7- 2001 yılında, 1. Derecede Arkeolojik Sit ilan edilen, Yortanlı Barajı inşaatının devam ettirilmesinin yasal dayanağı var mıdır? Bu aradaki ihaleler ve ödenen hakedişler yasal mıdır?
8- İzmir II Numaralı KTVKK'nun kararına rağmen barajın gövdesinin bitirilmesine rağmen, proje içinde olması gereken çevre yolunun bitirilmemesinin özel bir nedeni var mıdır? Bergama-İvrindi çevre yolu tamamlanmayarak bölge köylülerine ceza mı verilmektedir?
9- İzmir'deki Sivil Toplum Kuruluşlar ve Bergama Ticaret Odası Başkanlığı, Alternatif Projeleri 2002 yılından bu yana Bakanlığınıza sunduğu halde, bu projelerin bugüne kadar dikkate alınmamasının nedeni nedir?
10- İzmir I Numaralı KTVKK'nın, "Antik Çaltıkoru Su Kemeri'nin korunması ve başka bir noktaya nakil edilmesi yönündeki" 1994 yılında aldığı kararı doğrultusunda bugüne kadar ne yapılmıştır?
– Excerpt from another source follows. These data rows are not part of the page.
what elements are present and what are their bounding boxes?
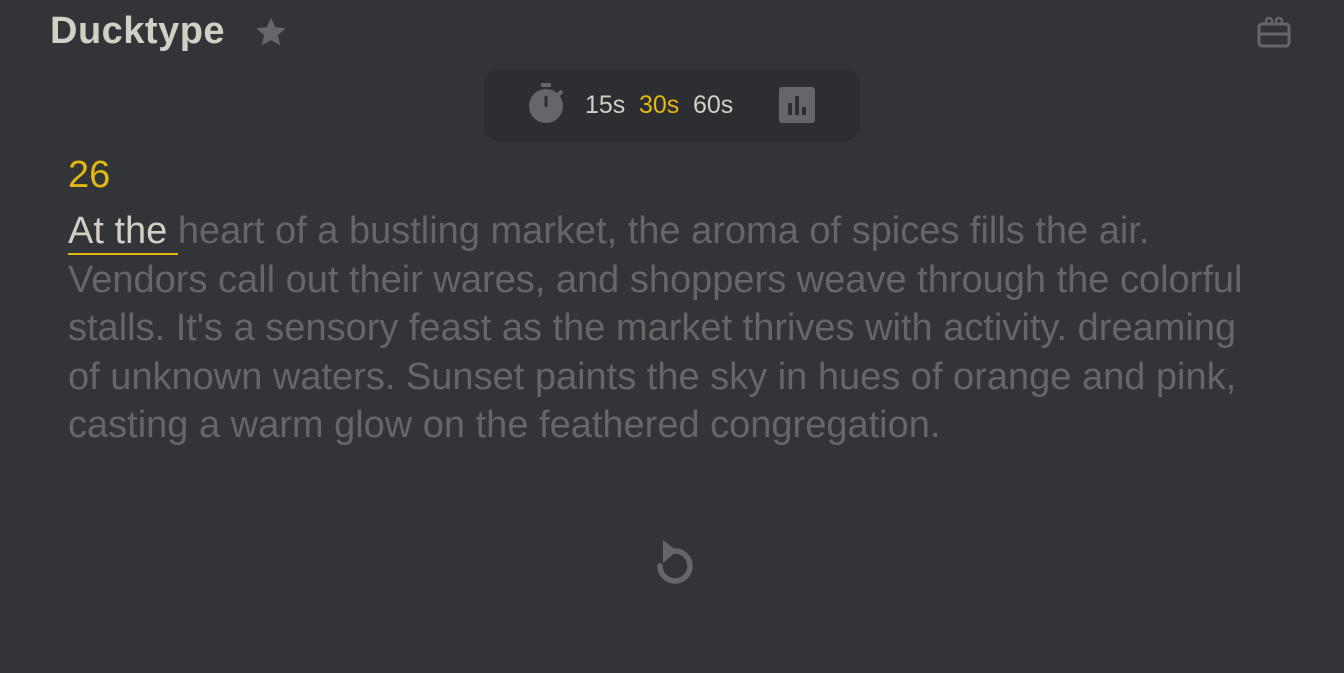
brand-title[interactable]: Ducktype bbox=[50, 10, 225, 53]
test-mode-bar: 15s 30s 60s bbox=[484, 69, 860, 141]
time-option-15s[interactable]: 15s bbox=[585, 87, 625, 123]
gift-icon[interactable] bbox=[1254, 12, 1294, 52]
star-icon[interactable] bbox=[252, 13, 290, 51]
app-window: Ducktype 15s 30s 60s 26 At the heart of … bbox=[0, 0, 1344, 673]
live-word-counter: 26 bbox=[68, 154, 111, 196]
time-option-30s[interactable]: 30s bbox=[639, 87, 679, 123]
restart-icon[interactable] bbox=[646, 536, 698, 594]
remaining-text: heart of a bustling market, the aroma of… bbox=[68, 210, 1243, 446]
bar-chart-icon[interactable] bbox=[778, 86, 816, 124]
typed-text: At the bbox=[68, 210, 178, 255]
time-option-60s[interactable]: 60s bbox=[693, 87, 733, 123]
typing-text-area[interactable]: At the heart of a bustling market, the a… bbox=[68, 207, 1268, 450]
stopwatch-icon[interactable] bbox=[526, 81, 566, 125]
11- Su kemeri taşlarını, kafalarına göre konunun uzmanları olmadan numaralandırılarak, D.S.İ. bahçesine taşınması AKP İktidarına özgü bir korumacılık anlayışı mıdır? Koruma kurul kararları, 1994 yılından bu yana niçin göz ardı edilmektedir?
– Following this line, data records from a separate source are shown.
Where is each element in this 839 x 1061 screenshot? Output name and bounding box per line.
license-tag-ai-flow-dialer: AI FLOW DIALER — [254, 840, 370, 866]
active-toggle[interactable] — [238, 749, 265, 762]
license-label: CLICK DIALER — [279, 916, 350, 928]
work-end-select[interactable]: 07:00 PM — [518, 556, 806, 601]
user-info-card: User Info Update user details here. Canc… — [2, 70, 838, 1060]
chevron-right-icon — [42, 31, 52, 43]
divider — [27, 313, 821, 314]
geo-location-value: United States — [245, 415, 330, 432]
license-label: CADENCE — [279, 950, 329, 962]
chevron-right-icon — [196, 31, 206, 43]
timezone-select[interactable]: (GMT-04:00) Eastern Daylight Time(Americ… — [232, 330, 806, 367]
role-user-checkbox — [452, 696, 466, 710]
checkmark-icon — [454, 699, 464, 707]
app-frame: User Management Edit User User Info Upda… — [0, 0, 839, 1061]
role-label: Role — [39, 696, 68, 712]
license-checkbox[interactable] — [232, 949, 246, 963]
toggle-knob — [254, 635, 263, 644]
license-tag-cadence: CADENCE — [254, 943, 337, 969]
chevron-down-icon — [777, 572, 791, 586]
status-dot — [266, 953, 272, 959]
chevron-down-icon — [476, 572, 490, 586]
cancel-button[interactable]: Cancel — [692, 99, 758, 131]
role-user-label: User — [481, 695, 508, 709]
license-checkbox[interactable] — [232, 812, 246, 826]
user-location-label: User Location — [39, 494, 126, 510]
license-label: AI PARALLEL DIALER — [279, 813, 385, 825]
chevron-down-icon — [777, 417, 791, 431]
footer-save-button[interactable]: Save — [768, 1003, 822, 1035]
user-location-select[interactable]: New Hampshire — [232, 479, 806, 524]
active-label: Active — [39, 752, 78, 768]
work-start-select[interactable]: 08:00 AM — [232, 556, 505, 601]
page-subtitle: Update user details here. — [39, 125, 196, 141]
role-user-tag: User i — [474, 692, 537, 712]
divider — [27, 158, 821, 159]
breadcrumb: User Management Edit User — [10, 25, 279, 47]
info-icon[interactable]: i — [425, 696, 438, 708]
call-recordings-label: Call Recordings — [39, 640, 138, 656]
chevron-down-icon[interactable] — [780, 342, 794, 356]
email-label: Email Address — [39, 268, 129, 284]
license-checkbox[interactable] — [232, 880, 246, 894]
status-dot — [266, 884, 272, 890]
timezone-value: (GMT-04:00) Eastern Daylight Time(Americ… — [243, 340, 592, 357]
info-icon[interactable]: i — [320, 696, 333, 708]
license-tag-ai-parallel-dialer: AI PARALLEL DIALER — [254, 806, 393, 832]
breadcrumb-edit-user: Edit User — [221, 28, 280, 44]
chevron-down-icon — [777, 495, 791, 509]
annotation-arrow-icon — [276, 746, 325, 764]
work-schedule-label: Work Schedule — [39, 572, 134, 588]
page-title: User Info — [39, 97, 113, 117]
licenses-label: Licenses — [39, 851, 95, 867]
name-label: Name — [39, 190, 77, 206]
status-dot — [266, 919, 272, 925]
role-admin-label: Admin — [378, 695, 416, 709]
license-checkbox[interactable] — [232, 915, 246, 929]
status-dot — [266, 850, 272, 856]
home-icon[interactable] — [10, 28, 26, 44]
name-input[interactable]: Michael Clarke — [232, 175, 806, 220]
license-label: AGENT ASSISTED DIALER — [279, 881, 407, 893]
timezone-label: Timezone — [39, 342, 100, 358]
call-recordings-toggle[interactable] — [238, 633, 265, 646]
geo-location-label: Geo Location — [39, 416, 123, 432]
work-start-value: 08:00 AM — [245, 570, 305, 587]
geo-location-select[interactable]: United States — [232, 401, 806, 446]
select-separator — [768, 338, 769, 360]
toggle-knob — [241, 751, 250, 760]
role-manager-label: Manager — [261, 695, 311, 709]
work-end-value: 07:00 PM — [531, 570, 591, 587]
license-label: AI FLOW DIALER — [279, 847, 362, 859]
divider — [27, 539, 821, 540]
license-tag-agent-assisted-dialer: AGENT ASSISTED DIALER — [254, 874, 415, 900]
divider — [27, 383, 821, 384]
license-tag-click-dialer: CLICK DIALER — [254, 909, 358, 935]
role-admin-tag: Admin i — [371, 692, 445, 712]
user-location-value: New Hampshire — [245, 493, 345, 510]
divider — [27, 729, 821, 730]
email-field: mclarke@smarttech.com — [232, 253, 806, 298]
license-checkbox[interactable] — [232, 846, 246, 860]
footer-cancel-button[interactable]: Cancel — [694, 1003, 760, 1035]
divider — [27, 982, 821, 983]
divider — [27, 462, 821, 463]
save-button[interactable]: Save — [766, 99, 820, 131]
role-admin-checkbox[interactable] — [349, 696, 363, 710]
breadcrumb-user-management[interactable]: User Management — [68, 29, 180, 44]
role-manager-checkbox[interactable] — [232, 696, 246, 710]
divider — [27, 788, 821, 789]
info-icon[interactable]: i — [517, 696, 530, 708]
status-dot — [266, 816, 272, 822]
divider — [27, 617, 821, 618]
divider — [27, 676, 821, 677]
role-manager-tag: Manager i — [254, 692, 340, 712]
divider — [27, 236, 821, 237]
12- İzmir II Numaralı Koruma kurulunda Arkeolojik Sit kararını değiştirmek için 2005 yılından bu yana baskı yapıldığı iddiaları doğrumudur?
13- DSİ'nin, Avukat'larının, İzmir 2. İdare Mahkemesinde 'Allianoi diye antik bir kent olduğuna dair herhangi bir kalıntıya rastlanmadığı' yönündeki ifadelerine katılıyor musunuz? Uluslararası ve iç hukukumuz yanı sıra, bilim çevrelerince de, Allianoi' nin iki sütundan ibaret olmadığı, evrensel değerde bir kültür mirası olduğu ve mutlaka korunması gerekli kültür varlığı olduğu belgeleri ile ortaya konulduğuna göre, Bakanlığınızca, bugüne kadar koruma önlemi olarak bilimsel anlamda ne yapılmıştır?
14- Her iki baraj projesinde, Bakanlığınızca, ÇED raporu talep edilmiş midir?"